Anyway, the summer I worked there was one of the more formative experiences in my life. I think I probably continued to be a self-centered teen in many respects, but I did come to realize that, even in a wealthy area like Bergen, there were a lot of people who had a rough time. Even more so than that, I worked primarily with a group of female senior citizens, all of whom were retired and wanted to give something back.
I volunteered at the CFA for many years after that, and didn't really stop going until I started law school.
Yesterday I found out that my friend Bertha, who trained me in the pantry and worked with me for all those years, passed away this week. She was 85. Bertha was this tiny little woman who had grown up in New York. Bertha was Sicilian, but when she was very young she had married a Mc (literally, her last name was McIllwee). Her husband had died at a realtively young age, they had never had children, and Bertha never remarried.
Simply put, Bertha had an awesome life. Every year, she and her other widowed friends would travel to some remote destination. She loved volunteering, which she did almost every day at some place or another, and ballroom dancing, which she did with equal gusto. She enjoyed regaling us with tales of her childhood in Catholic school (and how she liked to sit in the back of the class because "that's where the boys were."). About five years ago, she had heart bypass surgery. Within two months, she was back at CFA, bouncing around and cracking jokes. She went on and on about how great her doctor was. "Look!" she yelled at me, as she literally pulled up her shirt in the middle of the food pantry to show me her nicely healed scar. "You can barely see it!"
I haven't seen Bertha in a couple of years, which is why I was surprised by my reaction. When my friend Mike died, it literally felt like someone was sitting on my chest for weeks afterwards - in other words, I physically had a heavy heart. And I felt that way again when I heard about B.

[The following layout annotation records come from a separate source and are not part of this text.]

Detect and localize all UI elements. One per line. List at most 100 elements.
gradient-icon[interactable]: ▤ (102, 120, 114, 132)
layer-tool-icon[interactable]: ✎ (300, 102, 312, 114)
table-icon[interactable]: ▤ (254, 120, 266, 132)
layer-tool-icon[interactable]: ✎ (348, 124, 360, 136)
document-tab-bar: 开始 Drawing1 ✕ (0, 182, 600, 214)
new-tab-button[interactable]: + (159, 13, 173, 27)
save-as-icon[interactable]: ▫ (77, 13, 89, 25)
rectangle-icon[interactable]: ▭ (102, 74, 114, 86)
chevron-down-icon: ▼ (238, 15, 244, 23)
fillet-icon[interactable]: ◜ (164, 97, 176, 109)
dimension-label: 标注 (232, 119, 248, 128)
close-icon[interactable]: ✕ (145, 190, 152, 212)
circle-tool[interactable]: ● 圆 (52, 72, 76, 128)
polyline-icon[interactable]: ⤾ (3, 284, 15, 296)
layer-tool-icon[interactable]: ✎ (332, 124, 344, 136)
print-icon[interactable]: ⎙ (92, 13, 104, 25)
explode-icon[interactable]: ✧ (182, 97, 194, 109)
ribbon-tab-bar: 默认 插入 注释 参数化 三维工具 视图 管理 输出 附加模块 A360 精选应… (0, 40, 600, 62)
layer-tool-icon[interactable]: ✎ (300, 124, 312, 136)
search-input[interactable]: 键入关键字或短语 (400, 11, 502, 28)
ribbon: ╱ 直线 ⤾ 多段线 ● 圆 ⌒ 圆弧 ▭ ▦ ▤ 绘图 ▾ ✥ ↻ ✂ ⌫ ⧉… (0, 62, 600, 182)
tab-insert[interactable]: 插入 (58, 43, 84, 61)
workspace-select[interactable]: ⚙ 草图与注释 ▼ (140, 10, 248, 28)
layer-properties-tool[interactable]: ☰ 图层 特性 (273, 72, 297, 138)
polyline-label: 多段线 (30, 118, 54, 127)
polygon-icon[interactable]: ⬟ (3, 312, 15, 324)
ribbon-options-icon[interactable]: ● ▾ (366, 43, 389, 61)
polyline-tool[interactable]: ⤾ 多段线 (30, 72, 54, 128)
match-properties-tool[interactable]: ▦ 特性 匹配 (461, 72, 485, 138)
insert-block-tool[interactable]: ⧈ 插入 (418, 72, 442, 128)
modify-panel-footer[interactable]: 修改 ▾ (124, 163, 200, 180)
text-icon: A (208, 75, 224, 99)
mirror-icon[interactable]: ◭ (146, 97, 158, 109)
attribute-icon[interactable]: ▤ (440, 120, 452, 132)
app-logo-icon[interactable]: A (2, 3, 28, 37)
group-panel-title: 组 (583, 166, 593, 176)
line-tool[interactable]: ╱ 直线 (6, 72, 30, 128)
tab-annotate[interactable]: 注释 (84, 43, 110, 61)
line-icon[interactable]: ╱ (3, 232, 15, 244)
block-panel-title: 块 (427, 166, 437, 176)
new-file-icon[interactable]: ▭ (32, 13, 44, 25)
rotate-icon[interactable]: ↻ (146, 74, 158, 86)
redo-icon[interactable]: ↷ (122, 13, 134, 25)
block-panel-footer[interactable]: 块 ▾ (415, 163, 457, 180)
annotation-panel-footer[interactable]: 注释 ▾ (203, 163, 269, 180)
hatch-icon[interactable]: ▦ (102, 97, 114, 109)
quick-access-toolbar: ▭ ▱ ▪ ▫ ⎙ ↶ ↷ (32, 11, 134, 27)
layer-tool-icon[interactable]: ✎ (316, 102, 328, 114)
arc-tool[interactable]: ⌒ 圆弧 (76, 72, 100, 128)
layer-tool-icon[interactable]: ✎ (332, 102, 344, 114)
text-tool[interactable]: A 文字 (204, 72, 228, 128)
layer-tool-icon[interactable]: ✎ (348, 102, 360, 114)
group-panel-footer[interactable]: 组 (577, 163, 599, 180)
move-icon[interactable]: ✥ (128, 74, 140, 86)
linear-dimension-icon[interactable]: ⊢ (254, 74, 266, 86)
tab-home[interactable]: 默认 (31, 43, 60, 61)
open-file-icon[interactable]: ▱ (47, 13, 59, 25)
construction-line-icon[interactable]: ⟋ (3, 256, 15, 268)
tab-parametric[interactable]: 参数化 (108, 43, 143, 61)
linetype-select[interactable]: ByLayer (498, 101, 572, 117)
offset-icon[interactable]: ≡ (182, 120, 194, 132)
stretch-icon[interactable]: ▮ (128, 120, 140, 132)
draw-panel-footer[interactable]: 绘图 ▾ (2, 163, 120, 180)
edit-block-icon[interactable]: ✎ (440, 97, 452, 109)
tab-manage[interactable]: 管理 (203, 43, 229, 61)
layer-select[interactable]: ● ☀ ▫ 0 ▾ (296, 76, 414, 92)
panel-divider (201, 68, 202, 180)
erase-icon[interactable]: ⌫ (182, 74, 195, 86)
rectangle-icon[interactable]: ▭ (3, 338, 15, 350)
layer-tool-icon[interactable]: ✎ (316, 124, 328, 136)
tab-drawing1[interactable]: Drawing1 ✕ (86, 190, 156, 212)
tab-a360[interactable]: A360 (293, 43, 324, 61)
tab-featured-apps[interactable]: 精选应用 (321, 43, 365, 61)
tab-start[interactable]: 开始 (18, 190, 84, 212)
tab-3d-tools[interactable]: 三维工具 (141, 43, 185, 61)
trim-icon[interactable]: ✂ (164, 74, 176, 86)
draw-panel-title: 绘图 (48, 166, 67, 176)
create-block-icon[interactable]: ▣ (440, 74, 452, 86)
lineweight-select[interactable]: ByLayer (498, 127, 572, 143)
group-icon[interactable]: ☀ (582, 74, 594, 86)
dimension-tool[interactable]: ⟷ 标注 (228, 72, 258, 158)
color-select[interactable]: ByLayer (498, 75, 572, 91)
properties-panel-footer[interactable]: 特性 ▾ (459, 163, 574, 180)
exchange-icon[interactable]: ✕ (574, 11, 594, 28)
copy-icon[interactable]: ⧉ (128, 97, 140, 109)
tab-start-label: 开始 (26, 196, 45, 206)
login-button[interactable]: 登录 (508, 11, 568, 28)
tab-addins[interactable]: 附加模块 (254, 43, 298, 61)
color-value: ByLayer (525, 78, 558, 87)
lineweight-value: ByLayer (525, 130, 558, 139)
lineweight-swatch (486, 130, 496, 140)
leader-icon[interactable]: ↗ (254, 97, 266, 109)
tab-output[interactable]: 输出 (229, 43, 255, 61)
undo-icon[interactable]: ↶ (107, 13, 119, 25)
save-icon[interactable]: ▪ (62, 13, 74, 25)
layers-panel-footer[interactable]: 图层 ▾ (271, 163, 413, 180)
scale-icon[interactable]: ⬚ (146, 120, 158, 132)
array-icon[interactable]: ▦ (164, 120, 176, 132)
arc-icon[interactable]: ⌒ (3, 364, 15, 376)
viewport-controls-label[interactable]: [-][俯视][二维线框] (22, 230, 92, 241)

She should have lived forever, or at the very least, till she was 110. She ought to be planning a trip to Tokyo or getting elected the queen of the "seniors'" prom again. She taught me something about the value of living life alone, on your own terms, surrounded by lots and lots of loving friends and extended family. And while I know that 85 is a ripe old age, and that if anyone soaked every last bit out of what you can get on this green earth, it was Bertha, I still feel a little bit of bitterness that she will no longer be bumming around Mahwah in her beat up jalopy with the "I'd Rather Be Dancing" bumper sticker.
So, Bertha, please consider this a belated thank you for everything you taught to me. I know that if there's anything after this, you'll approach it with your typical joie de vive. And if there isn't, you'll simply continue to remind me of the importance of having fun and doing good, no matter the situation.